For a while, anyway. Then it happened: the beginning of the end.
I came home one day after a long shift at work, hoping to get some “you and me time” in, but you weren’t in the mood, and rather than join me in some fun, you just flashed a yellow light at me. I was bewildered and started panicking. Perhaps I’d been too hard on you and you needed some time at the spa. So I sent you in to get cleaned up and pampered, and after your little trip, things were as they used to be: you and me together against the world.
However, our reunion was short-lived. That little yellow flashing light appeared again. And again. It took some time, but eventually I accepted that it was over between us. That’s ok, I thought, I can wait until your next evolution. We’d had some good years; I was cool with it being over. I knew it wasn’t long to wait until I could start fresh again with the PlayStation4. I guess it just wasn’t meant to be. Not two months after purchasing, one day you just shut off. “Overheating,” I thought. I’ve been running her too hard; I’ll let her relax for a while.

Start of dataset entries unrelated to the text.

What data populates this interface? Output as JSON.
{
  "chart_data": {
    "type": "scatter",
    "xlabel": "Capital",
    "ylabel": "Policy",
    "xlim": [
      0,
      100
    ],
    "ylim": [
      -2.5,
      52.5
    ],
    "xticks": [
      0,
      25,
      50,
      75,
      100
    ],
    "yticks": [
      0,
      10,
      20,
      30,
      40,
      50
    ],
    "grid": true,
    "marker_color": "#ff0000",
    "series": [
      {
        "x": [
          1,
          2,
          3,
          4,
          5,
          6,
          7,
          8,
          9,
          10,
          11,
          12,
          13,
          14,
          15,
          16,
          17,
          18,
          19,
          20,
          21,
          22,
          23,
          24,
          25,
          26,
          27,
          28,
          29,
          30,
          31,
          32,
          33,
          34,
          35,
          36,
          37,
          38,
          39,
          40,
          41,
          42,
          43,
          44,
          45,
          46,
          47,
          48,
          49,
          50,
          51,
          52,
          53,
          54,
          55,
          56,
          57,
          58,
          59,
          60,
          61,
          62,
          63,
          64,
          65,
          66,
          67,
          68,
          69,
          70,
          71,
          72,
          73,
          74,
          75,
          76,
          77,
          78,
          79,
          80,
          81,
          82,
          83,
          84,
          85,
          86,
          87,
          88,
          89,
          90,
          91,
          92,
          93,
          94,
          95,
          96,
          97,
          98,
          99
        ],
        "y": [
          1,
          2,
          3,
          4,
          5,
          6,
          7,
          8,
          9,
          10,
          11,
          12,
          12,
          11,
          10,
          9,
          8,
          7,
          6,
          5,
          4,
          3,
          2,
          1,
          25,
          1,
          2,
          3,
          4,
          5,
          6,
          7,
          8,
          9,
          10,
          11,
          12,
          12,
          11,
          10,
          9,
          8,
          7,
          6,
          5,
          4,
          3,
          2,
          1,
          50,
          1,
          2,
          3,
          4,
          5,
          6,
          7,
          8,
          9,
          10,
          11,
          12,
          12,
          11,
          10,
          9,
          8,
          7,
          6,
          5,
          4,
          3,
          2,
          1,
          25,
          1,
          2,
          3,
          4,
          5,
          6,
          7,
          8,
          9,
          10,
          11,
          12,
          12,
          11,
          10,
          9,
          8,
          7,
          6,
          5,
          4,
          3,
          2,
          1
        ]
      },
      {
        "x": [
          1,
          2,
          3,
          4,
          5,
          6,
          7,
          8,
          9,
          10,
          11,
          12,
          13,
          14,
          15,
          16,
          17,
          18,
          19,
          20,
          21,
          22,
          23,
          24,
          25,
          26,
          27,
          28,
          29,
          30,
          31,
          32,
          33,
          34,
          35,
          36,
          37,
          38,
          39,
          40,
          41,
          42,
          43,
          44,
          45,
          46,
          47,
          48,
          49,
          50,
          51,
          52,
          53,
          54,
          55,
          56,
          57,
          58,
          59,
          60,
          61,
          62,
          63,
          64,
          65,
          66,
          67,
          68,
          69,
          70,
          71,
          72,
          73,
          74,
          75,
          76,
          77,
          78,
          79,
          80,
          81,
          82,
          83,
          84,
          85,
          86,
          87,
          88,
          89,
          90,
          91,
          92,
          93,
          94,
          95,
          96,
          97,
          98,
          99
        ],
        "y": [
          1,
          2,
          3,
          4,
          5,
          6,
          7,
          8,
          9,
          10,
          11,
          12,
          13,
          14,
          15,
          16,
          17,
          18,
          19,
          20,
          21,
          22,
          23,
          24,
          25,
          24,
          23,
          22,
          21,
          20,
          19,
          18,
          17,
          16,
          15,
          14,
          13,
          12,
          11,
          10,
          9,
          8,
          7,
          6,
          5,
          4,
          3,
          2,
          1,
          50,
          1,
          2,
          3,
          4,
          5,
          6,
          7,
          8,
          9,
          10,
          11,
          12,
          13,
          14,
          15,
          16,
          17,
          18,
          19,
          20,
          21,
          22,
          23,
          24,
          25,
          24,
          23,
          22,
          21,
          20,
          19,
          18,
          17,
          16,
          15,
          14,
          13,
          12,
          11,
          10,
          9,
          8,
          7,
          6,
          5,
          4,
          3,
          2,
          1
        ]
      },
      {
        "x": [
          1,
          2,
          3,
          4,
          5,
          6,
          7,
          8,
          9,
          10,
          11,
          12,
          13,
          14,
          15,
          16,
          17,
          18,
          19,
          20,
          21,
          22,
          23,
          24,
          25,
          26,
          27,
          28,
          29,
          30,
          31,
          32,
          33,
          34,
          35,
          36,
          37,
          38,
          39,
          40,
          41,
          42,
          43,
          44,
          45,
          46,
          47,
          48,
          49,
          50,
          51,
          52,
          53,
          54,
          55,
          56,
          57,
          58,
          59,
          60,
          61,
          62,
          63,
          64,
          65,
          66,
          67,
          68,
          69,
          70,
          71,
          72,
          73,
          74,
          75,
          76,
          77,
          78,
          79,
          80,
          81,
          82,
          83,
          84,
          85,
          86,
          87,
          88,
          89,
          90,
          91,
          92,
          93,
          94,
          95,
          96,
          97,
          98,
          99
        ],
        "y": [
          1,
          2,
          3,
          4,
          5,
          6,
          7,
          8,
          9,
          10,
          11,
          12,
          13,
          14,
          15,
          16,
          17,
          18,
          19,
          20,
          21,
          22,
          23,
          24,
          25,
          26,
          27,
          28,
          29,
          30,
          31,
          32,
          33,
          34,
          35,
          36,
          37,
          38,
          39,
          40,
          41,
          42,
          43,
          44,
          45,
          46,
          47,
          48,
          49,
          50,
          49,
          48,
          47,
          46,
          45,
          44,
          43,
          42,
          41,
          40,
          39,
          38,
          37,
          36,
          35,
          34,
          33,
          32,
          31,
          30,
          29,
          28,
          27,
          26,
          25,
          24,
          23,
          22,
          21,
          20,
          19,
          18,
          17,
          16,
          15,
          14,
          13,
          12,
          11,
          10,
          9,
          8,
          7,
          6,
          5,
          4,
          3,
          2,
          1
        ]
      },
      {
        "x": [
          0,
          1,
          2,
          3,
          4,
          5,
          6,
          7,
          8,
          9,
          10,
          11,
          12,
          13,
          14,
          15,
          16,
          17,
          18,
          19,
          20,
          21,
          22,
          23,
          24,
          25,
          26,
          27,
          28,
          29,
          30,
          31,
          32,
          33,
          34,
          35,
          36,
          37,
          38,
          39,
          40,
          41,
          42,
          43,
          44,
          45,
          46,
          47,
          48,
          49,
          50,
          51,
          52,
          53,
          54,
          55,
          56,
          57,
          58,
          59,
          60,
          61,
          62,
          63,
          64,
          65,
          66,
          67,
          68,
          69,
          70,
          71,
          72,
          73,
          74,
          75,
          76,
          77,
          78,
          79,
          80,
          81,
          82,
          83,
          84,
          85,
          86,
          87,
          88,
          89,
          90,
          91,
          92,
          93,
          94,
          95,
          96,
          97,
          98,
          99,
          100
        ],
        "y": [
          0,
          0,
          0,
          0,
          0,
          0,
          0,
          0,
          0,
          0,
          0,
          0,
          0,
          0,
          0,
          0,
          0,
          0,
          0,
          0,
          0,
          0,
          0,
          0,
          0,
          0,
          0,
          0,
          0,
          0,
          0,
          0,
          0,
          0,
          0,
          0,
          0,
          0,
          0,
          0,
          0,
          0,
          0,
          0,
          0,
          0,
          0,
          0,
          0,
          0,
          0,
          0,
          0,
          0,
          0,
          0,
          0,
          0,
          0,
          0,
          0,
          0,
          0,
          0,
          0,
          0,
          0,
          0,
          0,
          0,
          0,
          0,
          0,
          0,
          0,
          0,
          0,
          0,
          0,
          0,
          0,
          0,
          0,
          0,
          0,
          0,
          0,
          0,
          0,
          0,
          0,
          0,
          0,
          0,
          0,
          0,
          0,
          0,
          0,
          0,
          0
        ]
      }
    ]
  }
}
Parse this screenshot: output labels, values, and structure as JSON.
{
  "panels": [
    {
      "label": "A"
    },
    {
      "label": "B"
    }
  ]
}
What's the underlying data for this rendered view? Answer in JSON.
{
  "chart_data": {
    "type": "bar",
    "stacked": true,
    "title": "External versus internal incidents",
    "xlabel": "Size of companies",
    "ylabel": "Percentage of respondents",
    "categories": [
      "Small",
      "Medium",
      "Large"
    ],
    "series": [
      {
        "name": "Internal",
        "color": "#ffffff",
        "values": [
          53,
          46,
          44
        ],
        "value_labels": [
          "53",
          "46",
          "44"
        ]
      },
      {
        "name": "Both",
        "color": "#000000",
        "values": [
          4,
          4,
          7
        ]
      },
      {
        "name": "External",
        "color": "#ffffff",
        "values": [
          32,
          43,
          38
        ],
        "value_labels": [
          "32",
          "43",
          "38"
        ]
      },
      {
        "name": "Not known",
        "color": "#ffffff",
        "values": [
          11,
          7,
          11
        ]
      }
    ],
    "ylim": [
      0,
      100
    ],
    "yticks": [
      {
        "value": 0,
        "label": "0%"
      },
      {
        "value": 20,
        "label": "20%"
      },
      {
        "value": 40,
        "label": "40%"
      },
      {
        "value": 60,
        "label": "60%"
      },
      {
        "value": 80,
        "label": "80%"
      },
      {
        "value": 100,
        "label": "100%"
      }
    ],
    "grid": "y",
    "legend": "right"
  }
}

Then you wouldn’t turn on at all. You just flashed that teasing blue light at me until I wept with frustration. It was over. Nearly a decade of loyalty and dedication, refusal to even acknowledge the other girls—even when Nintendo came back from summer vacation with a whole new look—I didn’t stray.
But I’m done. You’ve hurt me too much; too often; and don’t seem to care. It wounds my soul to type these words, my love, but I can’t do it anymore. I’ll try my best to only remember the good times, to look at the journey rather than the destination, but as far as “we” are concerned, there’s nothing left to talk about. I wish the best for you, and hope we can still be friends.